The Chief Research Officer of Investdata Consulting Limited, Ambrose Omordion said if the Federal Government fails to make Forex available to foreign investors to repatriate their dividend, it would not only push local investors away from multinationals operating in Nigeria, it would also increase the quantum of unclaimed dividend in the capital market.
“If they find it difficult at the Forex market, they may decide to buy more shares with the money and if this happens, Nigerian investors will be short-changed while foreign investors will eventually take over the companies.

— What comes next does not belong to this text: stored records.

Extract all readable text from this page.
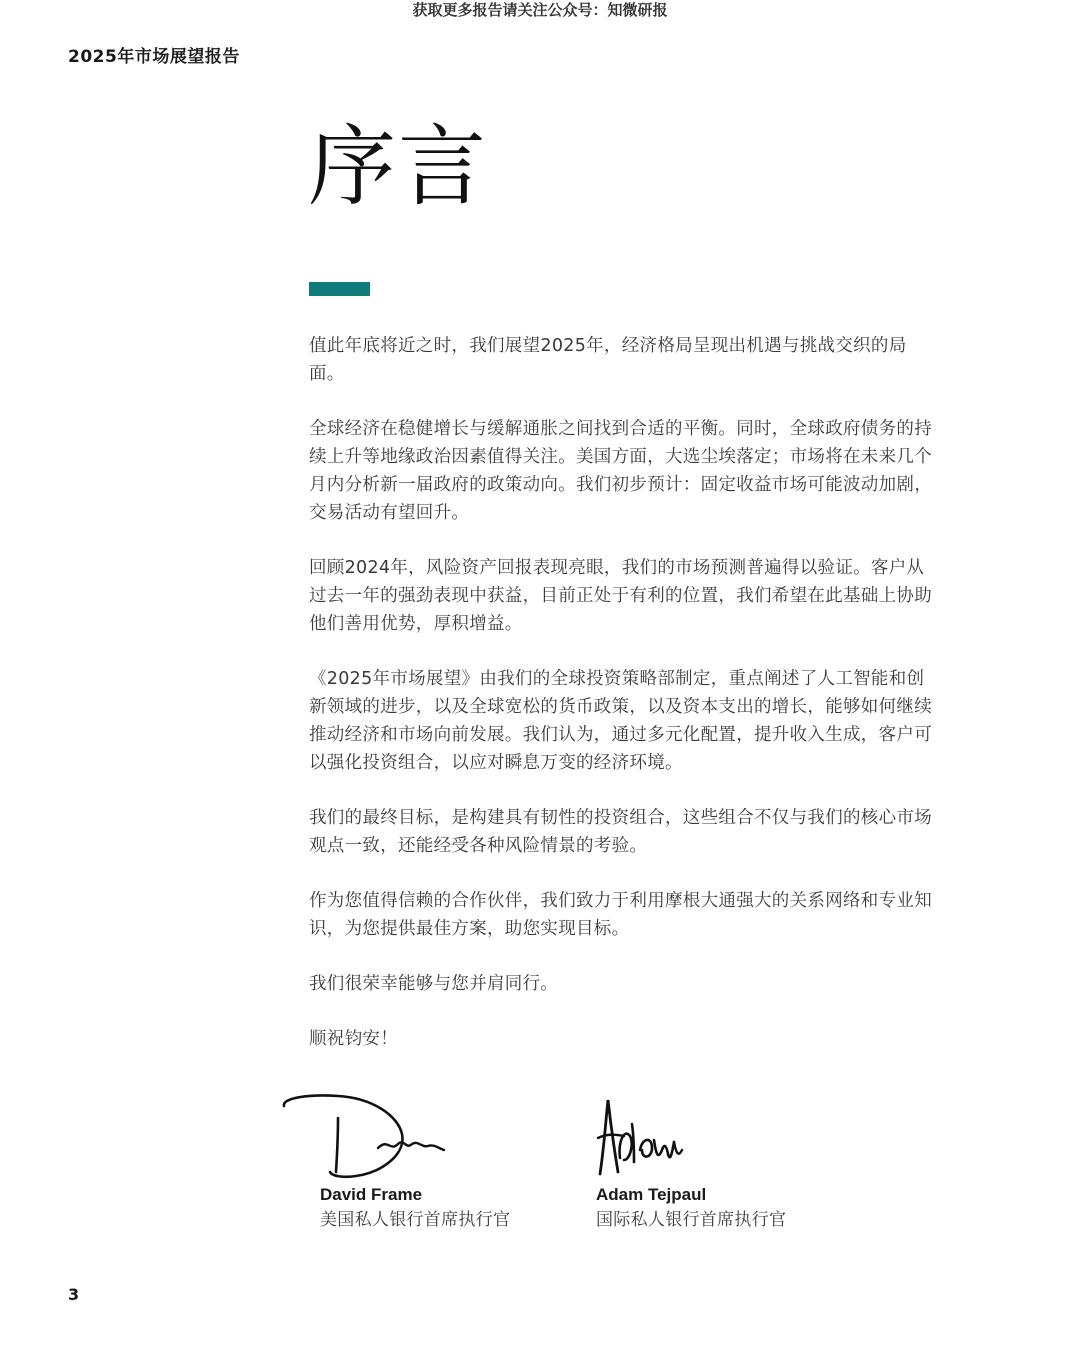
获取更多报告请关注公众号：知微研报
2025年市场展望报告
序言

值此年底将近之时，我们展望2025年，经济格局呈现出机遇与挑战交织的局面。

全球经济在稳健增长与缓解通胀之间找到合适的平衡。同时，全球政府债务的持续上升等地缘政治因素值得关注。美国方面，大选尘埃落定；市场将在未来几个月内分析新一届政府的政策动向。我们初步预计：固定收益市场可能波动加剧，交易活动有望回升。

回顾2024年，风险资产回报表现亮眼，我们的市场预测普遍得以验证。客户从过去一年的强劲表现中获益，目前正处于有利的位置，我们希望在此基础上协助他们善用优势，厚积增益。

《2025年市场展望》由我们的全球投资策略部制定，重点阐述了人工智能和创新领域的进步，以及全球宽松的货币政策，以及资本支出的增长，能够如何继续推动经济和市场向前发展。我们认为，通过多元化配置，提升收入生成，客户可以强化投资组合，以应对瞬息万变的经济环境。

我们的最终目标，是构建具有韧性的投资组合，这些组合不仅与我们的核心市场观点一致，还能经受各种风险情景的考验。

作为您值得信赖的合作伙伴，我们致力于利用摩根大通强大的关系网络和专业知识，为您提供最佳方案，助您实现目标。

我们很荣幸能够与您并肩同行。

顺祝钧安！

David Frame
美国私人银行首席执行官
Adam Tejpaul
国际私人银行首席执行官
3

Omordion exercised fear about the unhealthiness of the situation for the market and urged that local investors must be encouraged to participate actively in multinational firms to create more wealth for the country.
The fear is might be valid as a research by The Guardian revealed that foreign investors constitute a large proportion of unclaimed dividends in multinational firms listed on the Nigerian Stock Exchange (NSE) such as Nestle, Unilever, and Nigerian Breweries, among others.
It was further reported that shareholding structure of Nestle Plc, the biggest multinational company on the NSE showed that Nestle S.A Switzerland controls 66.50 per cent, while Stanbic IBTC Nominees hold 6.28 percent. Free float (Others) constitute 27 per cent. For Unilever Plc, Unilever Overseas have 75.96 per cent stake Stanbic IBTC Nominees control 5.01 per cent, while 19.03 per cent is free float.
“The Securities and Exchange Commission (SEC) and NSE have been working hard to reduce the quantum of unclaimed dividend so that people will have access to their return on investment.
“Government should find a way to make sure that these people have access to Forex, even if they want to invest, it should be a fresh investment. Before now, they find it easy to repatriate their money and that is why they can invest more because they know that they are getting good returns from Nigerian companies” Omordion said.
Sunny Nwosu, the founder of the Independent Shareholders Association of Nigeria (ISAN), said local investors are ready to sell off their shares to foreign investors at any additional value on the share price.
“If they add N10 or N20 to the value of shares, Nigerians will sell because there is much hunger in the land, most of these retail shareholders have no money to meet needs of their families.